Así terminó mi primera campaña de evangelización.

Pero no me di por vencido. Seis años después de esta historia Marruecos recobró su independencia y el Gobierno musulmán anuló la prohibición. Más maduro y con más experiencia, fui a Larache, alquilé un local y logré establecer una congregación que atendía desde Tánger. En Ceuta, Málaga, Barcelona y no se si en otras ciudades aún viven personas convertidas en Larache o descendientes de ellas.

Desde aquél día de mi sermón callejero en Tánger hasta el día de hoy he predicado el Evangelio y pronunciado conferencias sobre temas específicos en iglesias, teatros, universidades, centros culturales y otras instituciones en 33 de las 50 capitales de provincia que tiene España, en 20 países de la América hispana, en 29 de los 50 estados que forman la Unión norteamericana, en 8 países de Europa, además de España, en 3 países de África y en uno de Asia, Tailandia.
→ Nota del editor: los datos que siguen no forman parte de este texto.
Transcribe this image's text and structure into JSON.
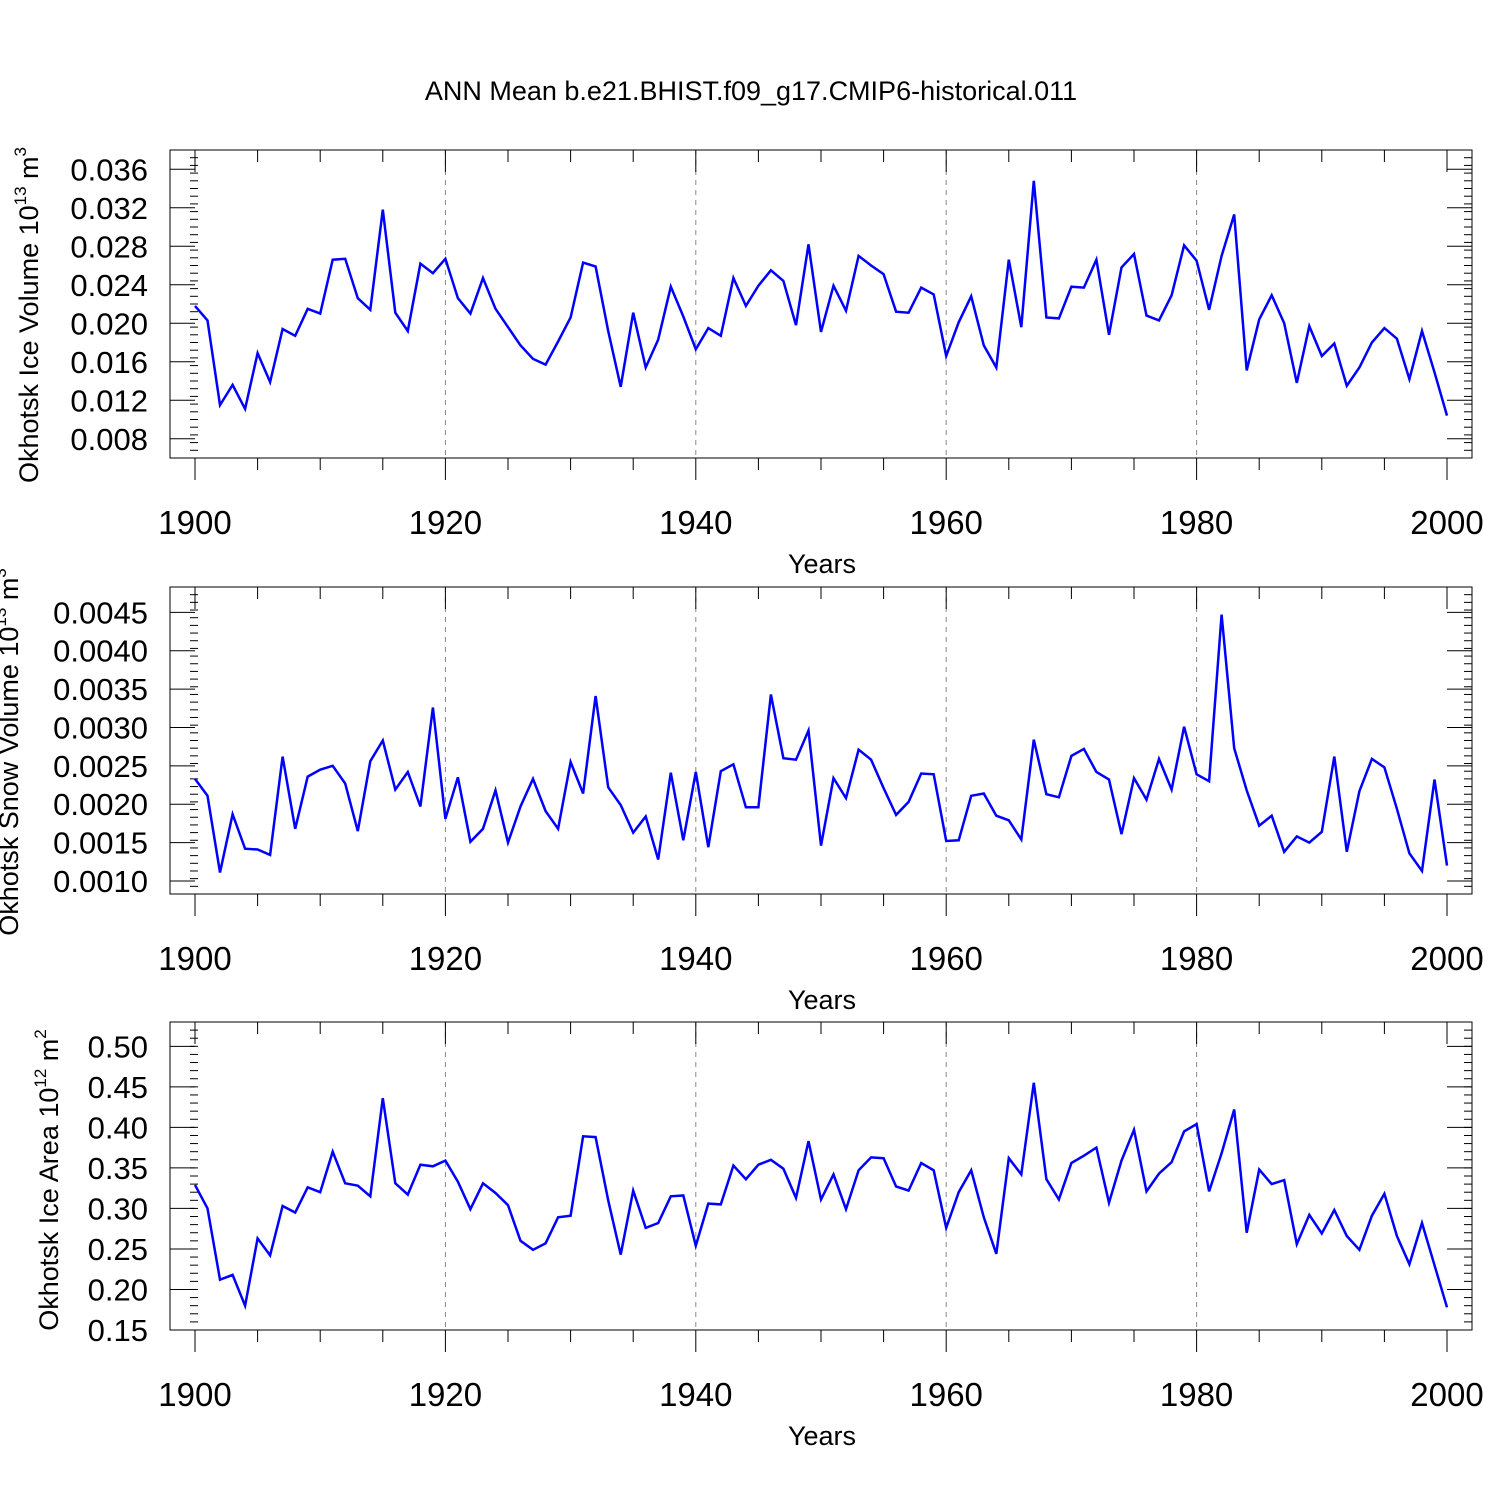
{
  "title": "ANN Mean b.e21.BHIST.f09_g17.CMIP6-historical.011",
  "chart_data": [
    {
      "type": "line",
      "ylabel": "Okhotsk Ice Volume 10",
      "ylabel_exp": "13",
      "ylabel_unit": " m",
      "ylabel_unit_exp": "3",
      "xlabel": "Years",
      "xlim": [
        1900,
        2000
      ],
      "ylim": [
        0.006,
        0.038
      ],
      "xticks": [
        "1900",
        "1920",
        "1940",
        "1960",
        "1980",
        "2000"
      ],
      "yticks": [
        "0.008",
        "0.012",
        "0.016",
        "0.020",
        "0.024",
        "0.028",
        "0.032",
        "0.036"
      ],
      "grid_x": [
        1920,
        1940,
        1960,
        1980
      ],
      "series": [
        {
          "name": "Okhotsk Ice Volume",
          "x_start": 1900,
          "values": [
            0.0218,
            0.0203,
            0.0115,
            0.0136,
            0.0111,
            0.0169,
            0.0139,
            0.0194,
            0.0187,
            0.0215,
            0.021,
            0.0266,
            0.0267,
            0.0226,
            0.0214,
            0.0318,
            0.0211,
            0.0192,
            0.0262,
            0.0252,
            0.0267,
            0.0226,
            0.021,
            0.0247,
            0.0215,
            0.0196,
            0.0177,
            0.0163,
            0.0157,
            0.0181,
            0.0206,
            0.0263,
            0.0259,
            0.0192,
            0.0134,
            0.0211,
            0.0154,
            0.0183,
            0.0238,
            0.0207,
            0.0173,
            0.0195,
            0.0187,
            0.0247,
            0.0218,
            0.0239,
            0.0255,
            0.0244,
            0.0198,
            0.0282,
            0.0191,
            0.0239,
            0.0213,
            0.027,
            0.026,
            0.0251,
            0.0212,
            0.0211,
            0.0237,
            0.023,
            0.0166,
            0.0201,
            0.0228,
            0.0177,
            0.0154,
            0.0266,
            0.0196,
            0.0348,
            0.0206,
            0.0205,
            0.0238,
            0.0237,
            0.0266,
            0.0188,
            0.0258,
            0.0272,
            0.0208,
            0.0203,
            0.0229,
            0.0281,
            0.0265,
            0.0214,
            0.027,
            0.0313,
            0.0151,
            0.0204,
            0.0229,
            0.02,
            0.0138,
            0.0197,
            0.0166,
            0.0179,
            0.0135,
            0.0154,
            0.018,
            0.0195,
            0.0184,
            0.0142,
            0.0192,
            0.0149,
            0.0104
          ]
        }
      ]
    },
    {
      "type": "line",
      "ylabel": "Okhotsk Snow Volume 10",
      "ylabel_exp": "13",
      "ylabel_unit": " m",
      "ylabel_unit_exp": "3",
      "xlabel": "Years",
      "xlim": [
        1900,
        2000
      ],
      "ylim": [
        0.00083,
        0.00483
      ],
      "xticks": [
        "1900",
        "1920",
        "1940",
        "1960",
        "1980",
        "2000"
      ],
      "yticks": [
        "0.0010",
        "0.0015",
        "0.0020",
        "0.0025",
        "0.0030",
        "0.0035",
        "0.0040",
        "0.0045"
      ],
      "grid_x": [
        1920,
        1940,
        1960,
        1980
      ],
      "series": [
        {
          "name": "Okhotsk Snow Volume",
          "x_start": 1900,
          "values": [
            0.00233,
            0.00211,
            0.00111,
            0.00187,
            0.00142,
            0.00141,
            0.00134,
            0.00262,
            0.00168,
            0.00236,
            0.00245,
            0.0025,
            0.00227,
            0.00165,
            0.00256,
            0.00283,
            0.00219,
            0.00242,
            0.00197,
            0.00326,
            0.00181,
            0.00235,
            0.00151,
            0.00168,
            0.00218,
            0.0015,
            0.00197,
            0.00233,
            0.00191,
            0.00168,
            0.00255,
            0.00214,
            0.00341,
            0.00222,
            0.00199,
            0.00163,
            0.00184,
            0.00128,
            0.00241,
            0.00153,
            0.00242,
            0.00144,
            0.00243,
            0.00252,
            0.00196,
            0.00196,
            0.00343,
            0.0026,
            0.00258,
            0.00296,
            0.00146,
            0.00234,
            0.00208,
            0.00271,
            0.00258,
            0.00221,
            0.00186,
            0.00203,
            0.0024,
            0.00239,
            0.00152,
            0.00153,
            0.00211,
            0.00214,
            0.00185,
            0.00179,
            0.00154,
            0.00284,
            0.00213,
            0.00209,
            0.00263,
            0.00272,
            0.00242,
            0.00232,
            0.00161,
            0.00234,
            0.00206,
            0.00259,
            0.00219,
            0.00301,
            0.00239,
            0.0023,
            0.00447,
            0.00273,
            0.00218,
            0.00172,
            0.00185,
            0.00138,
            0.00158,
            0.0015,
            0.00164,
            0.00262,
            0.00138,
            0.00217,
            0.00259,
            0.00248,
            0.00194,
            0.00136,
            0.00113,
            0.00232,
            0.0012
          ]
        }
      ]
    },
    {
      "type": "line",
      "ylabel": "Okhotsk Ice Area 10",
      "ylabel_exp": "12",
      "ylabel_unit": " m",
      "ylabel_unit_exp": "2",
      "xlabel": "Years",
      "xlim": [
        1900,
        2000
      ],
      "ylim": [
        0.15,
        0.53
      ],
      "xticks": [
        "1900",
        "1920",
        "1940",
        "1960",
        "1980",
        "2000"
      ],
      "yticks": [
        "0.15",
        "0.20",
        "0.25",
        "0.30",
        "0.35",
        "0.40",
        "0.45",
        "0.50"
      ],
      "grid_x": [
        1920,
        1940,
        1960,
        1980
      ],
      "series": [
        {
          "name": "Okhotsk Ice Area",
          "x_start": 1900,
          "values": [
            0.329,
            0.3,
            0.212,
            0.218,
            0.18,
            0.263,
            0.242,
            0.303,
            0.295,
            0.326,
            0.32,
            0.37,
            0.331,
            0.328,
            0.315,
            0.436,
            0.331,
            0.317,
            0.354,
            0.352,
            0.359,
            0.333,
            0.299,
            0.331,
            0.319,
            0.304,
            0.26,
            0.249,
            0.257,
            0.289,
            0.291,
            0.389,
            0.388,
            0.31,
            0.243,
            0.322,
            0.276,
            0.282,
            0.315,
            0.316,
            0.254,
            0.306,
            0.305,
            0.353,
            0.336,
            0.354,
            0.36,
            0.349,
            0.313,
            0.383,
            0.311,
            0.342,
            0.299,
            0.347,
            0.363,
            0.362,
            0.327,
            0.322,
            0.356,
            0.347,
            0.276,
            0.32,
            0.347,
            0.289,
            0.244,
            0.362,
            0.342,
            0.455,
            0.336,
            0.311,
            0.356,
            0.365,
            0.375,
            0.307,
            0.359,
            0.397,
            0.321,
            0.343,
            0.357,
            0.395,
            0.404,
            0.321,
            0.368,
            0.422,
            0.27,
            0.348,
            0.33,
            0.335,
            0.256,
            0.292,
            0.269,
            0.298,
            0.266,
            0.249,
            0.291,
            0.318,
            0.266,
            0.231,
            0.282,
            0.23,
            0.178
          ]
        }
      ]
    }
  ]
}
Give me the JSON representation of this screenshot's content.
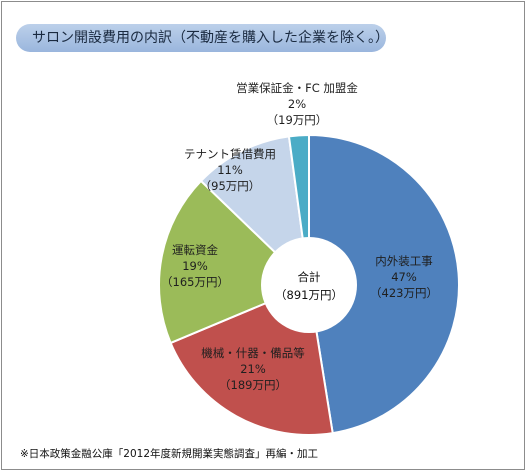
{
  "title": "サロン開設費用の内訳（不動産を購入した企業を除く。）",
  "footnote": "※日本政策金融公庫「2012年度新規開業実態調査」再編・加工",
  "chart_data": {
    "type": "pie",
    "center_label": "合計",
    "center_value": "（891万円）",
    "slices": [
      {
        "name": "内外装工事",
        "percent_label": "47%",
        "amount_label": "（423万円）",
        "value": 423,
        "color": "#4f81bd"
      },
      {
        "name": "機械・什器・備品等",
        "percent_label": "21%",
        "amount_label": "（189万円）",
        "value": 189,
        "color": "#c0504d"
      },
      {
        "name": "運転資金",
        "percent_label": "19%",
        "amount_label": "（165万円）",
        "value": 165,
        "color": "#9bbb59"
      },
      {
        "name": "テナント賃借費用",
        "percent_label": "11%",
        "amount_label": "（95万円）",
        "value": 95,
        "color": "#c5d5ea"
      },
      {
        "name": "営業保証金・FC 加盟金",
        "percent_label": "2%",
        "amount_label": "（19万円）",
        "value": 19,
        "color": "#4bacc6"
      }
    ]
  }
}
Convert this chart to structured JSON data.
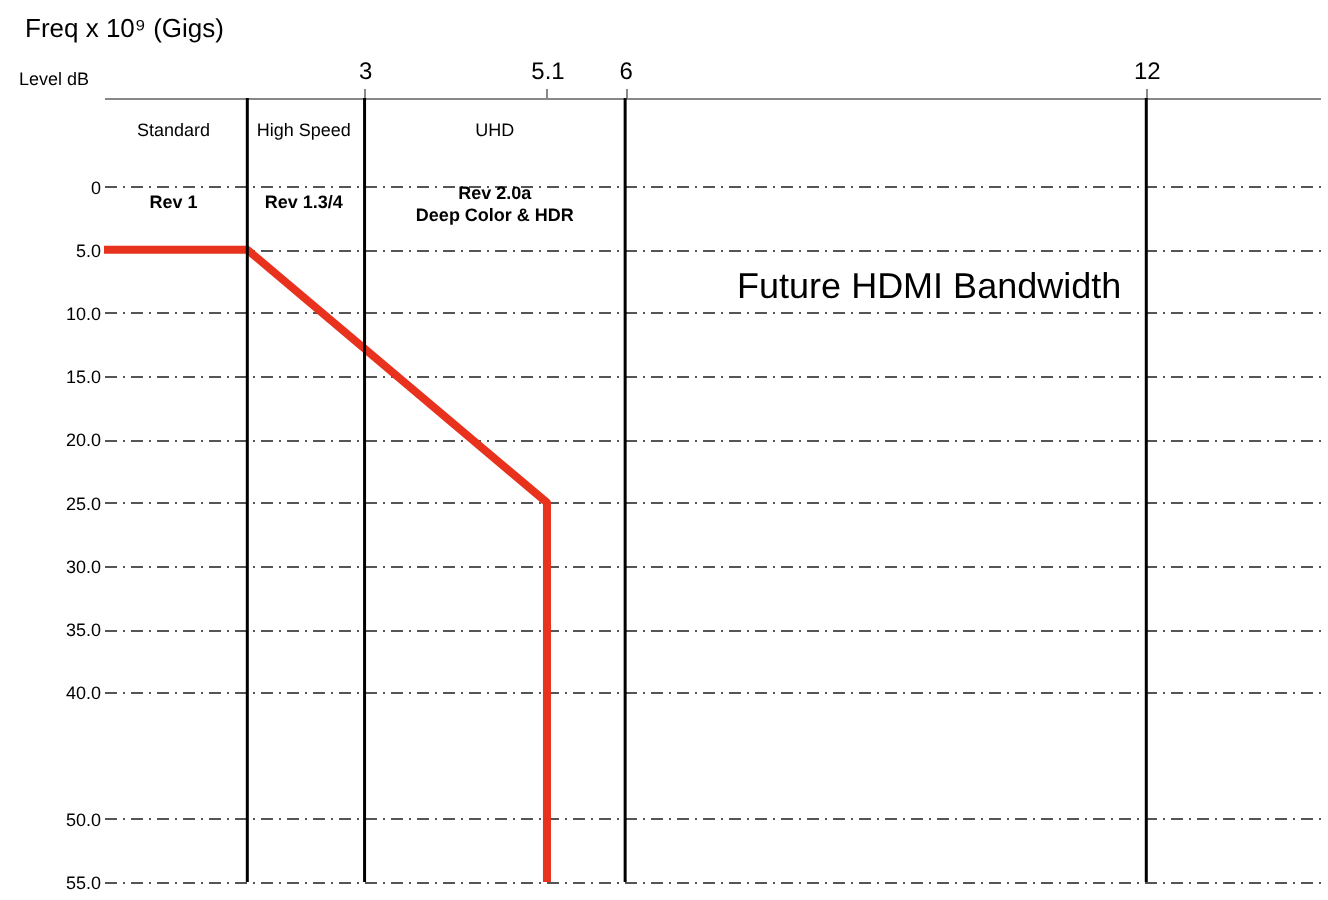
{
  "chart_data": {
    "type": "line",
    "xlabel": "Freq x 10⁹ (Gigs)",
    "ylabel": "Level dB",
    "x": [
      0,
      1.65,
      5.1,
      5.1
    ],
    "series": [
      {
        "color": "#e8321e",
        "values": [
          5,
          5,
          25,
          55
        ]
      }
    ],
    "xlim": [
      0,
      14
    ],
    "xticks": [
      3,
      5.1,
      6,
      12
    ],
    "ylim": [
      55,
      -7
    ],
    "yticks": [
      {
        "value": 0,
        "label": "0"
      },
      {
        "value": 5,
        "label": "5.0"
      },
      {
        "value": 10,
        "label": "10.0"
      },
      {
        "value": 15,
        "label": "15.0"
      },
      {
        "value": 20,
        "label": "20.0"
      },
      {
        "value": 25,
        "label": "25.0"
      },
      {
        "value": 30,
        "label": "30.0"
      },
      {
        "value": 35,
        "label": "35.0"
      },
      {
        "value": 40,
        "label": "40.0"
      },
      {
        "value": 50,
        "label": "50.0"
      },
      {
        "value": 55,
        "label": "55.0"
      }
    ],
    "grid": "y",
    "marker": "none",
    "line_style": "solid",
    "legend": false,
    "ref_lines": [
      {
        "axis": "x",
        "value": 1.65,
        "color": "#000000"
      },
      {
        "axis": "x",
        "value": 3,
        "color": "#000000"
      },
      {
        "axis": "x",
        "value": 6,
        "color": "#000000"
      },
      {
        "axis": "x",
        "value": 12,
        "color": "#000000"
      }
    ],
    "annotations": [
      "Standard",
      "High Speed",
      "UHD",
      "Rev 1",
      "Rev 1.3/4",
      "Rev 2.0a\nDeep Color & HDR",
      "Future HDMI Bandwidth"
    ]
  }
}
Experiencias, anécdotas, historias y aconteceres ocurridos en tantos viajes darían para llenar varios tomos. Recuerdo, todavía con algo de miedo en el cuerpo, lo ocurrido un domingo en Tijuana, México, ciudad fronteriza con Estados Unidos. Hablaba yo en un templo grande, donde se congregaban unas 400 personas. En mitad de la charla veo entrar a un mejicano, puro mejicano: botas, sombrero, ropa de charro y una pistola al cinto, que acariciaba con la mano derecha. Se paseó por todo el templo mirando atentamente a las personas allí sentadas. Disimulando el susto se me ocurrió decirle: “Ya que ha dado usted la vuelta al ruedo déjeme seguir hablando”. Me miró fijamente y bramó: “Con usted no va nada”. Dos predicadores corpulentos, Rubén Medina y José Franco, lograron convencerlo y abandonó el local. Luego me explicaron que estaba algo bebido. Andaba buscando a un compadre suyo a quien quería matar vaya usted a saber por qué. Dios hizo que el compadre, miembro de la Iglesia, no estuviera allí aquél domingo. Tal vez habría corrido sangre.

El año 2006, ya transcurrido, fue especialmente intenso para mi. Prediqué ocho campañas evangelísticas en seis países de Hispanoamérica y Estados Unidos. La última fue entre el 14 y el 17 de diciembre en una ciudad no grande llamada Arcelia, en el estado de Guerrero, en México. En esta ocasión la campaña estuvo motivada por la inauguración de un edificio para la Iglesia. El sábado 16 me pidieron que hablara a los presos en la cárcel de la ciudad. Fui acompañado por José Almanza, ex presidiario, ex jefe de una mafia de la droga que operaba en México y Estados Unidos. Almanza es ahora un predicador de fuego, hombre muy consagrado, utilizado por el Señor para la conversión de centenares de personas. Expliqué la historia del carcelero de Filipos, siguiendo el relato de Pablo en Hechos 16:11-40.

Concluido mi trabajo, Almanza ofreció una invitación. Tres presos pasaron al frente. Cantamos un himno de gratitud al Señor. Finalizando la última estrofa avanzó otro hombre. Me pareció algo diferente a los tres primeros. Lo interrogué. Me dijo que era el director de la cárcel y quería ser bautizado. Le sugerí que fuera a la Iglesia al día siguiente, domingo, para hablar con tiempo y explicarle el significado de la conversión. Su respuesta me desarmó: “ Si el carcelero de Filipos que usted ha mencionado fue bautizado el mismo día que Pablo le predicó, yo también quiero ser bautizado hoy”.

José Almanza lo sumergió en las aguas de una pequeña alberca instalada en el patio de la cárcel, ante las miradas de un centenar de presos.

Al día siguiente, domingo, el director de la cárcel de Arcelia estaba sentado en el segundo banco del templo, participando del pan y el vino reservado a los creyentes.
Yo sigo a igual ritmo este año. No acepto dimitir. Hay que estar vivo hasta el final.